Embracing courage

I am taking my life back. For too many years, I have been a slave to what I thought were circumstances beyond my control. Nothing could save me from the hell that was imposed upon me by myself and others. Blaming early hardships and traumas no longer works. Passing off responsibility for current action to my inability to function because of what others had done to me and taught me don't minimize the effects of what I have done that have put me in the middle of the maelstrom that is my life.

For a long time, God sustained me, but that loose attempt at having a supreme being act as my motivator hasn't allowed me to truly grow into being responsible for my life; instead, it placed the responsibility, again, on someone or something else.
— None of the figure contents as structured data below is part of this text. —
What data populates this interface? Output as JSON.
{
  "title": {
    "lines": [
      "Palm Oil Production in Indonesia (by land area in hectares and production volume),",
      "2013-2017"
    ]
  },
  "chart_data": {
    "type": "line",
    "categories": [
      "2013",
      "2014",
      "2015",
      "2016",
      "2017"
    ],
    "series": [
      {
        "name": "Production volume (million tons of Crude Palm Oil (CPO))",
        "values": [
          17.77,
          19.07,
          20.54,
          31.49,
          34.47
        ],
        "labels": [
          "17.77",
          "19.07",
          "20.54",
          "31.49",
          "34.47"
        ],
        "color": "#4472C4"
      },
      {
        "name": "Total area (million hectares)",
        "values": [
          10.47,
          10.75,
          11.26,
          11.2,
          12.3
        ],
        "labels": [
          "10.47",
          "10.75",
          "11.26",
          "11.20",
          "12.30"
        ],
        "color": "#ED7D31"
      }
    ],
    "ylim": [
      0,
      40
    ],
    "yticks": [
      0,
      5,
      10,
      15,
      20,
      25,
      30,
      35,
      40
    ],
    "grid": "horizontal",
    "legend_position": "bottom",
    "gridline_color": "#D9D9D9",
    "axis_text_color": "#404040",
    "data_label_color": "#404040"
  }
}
But now, in the face of absolute failure, on a scale that I can scarcely comprehend, and in a place where the fear of financial ruin and physical death consume my mind (rightly so), I have found an answer.

The answer is not one that has come lightly. It has come after years of searching, praying, reading, psychologizing, medicating, begging and pleading. It has come in the simple words of Nelson Mandela, who spoke to me through a one-page article in a small magazine, about how he survived 27 years in prison, how he went against all the odds for what he believed in to lead a nation, how he has become one of the world's icons for strength.

He used one word: "courage."

Courage, he said, is not the absence of fear. If anyone knows fear, it is Mandela. Beaten and threatened with death, and with the death of his family, locked away for decades not for something he did, but for what he felt and believe. Having no faith that he would ever live to see freedom.

No, Mandela said, courage is not the absence of fear. It is persevering in spite of the fear. Moving forward and pressing onward while looking fear in the face.

I have found my motivator. No longer do I seek to dispel the fear, thinking that if I did, I would succeed, have peace, and prosper. Now, I have decided to embrace the fear, and press on despite it.

It is working more than I ever thought. Things have changed. I have changed. And, I believe, courage will be my salvation.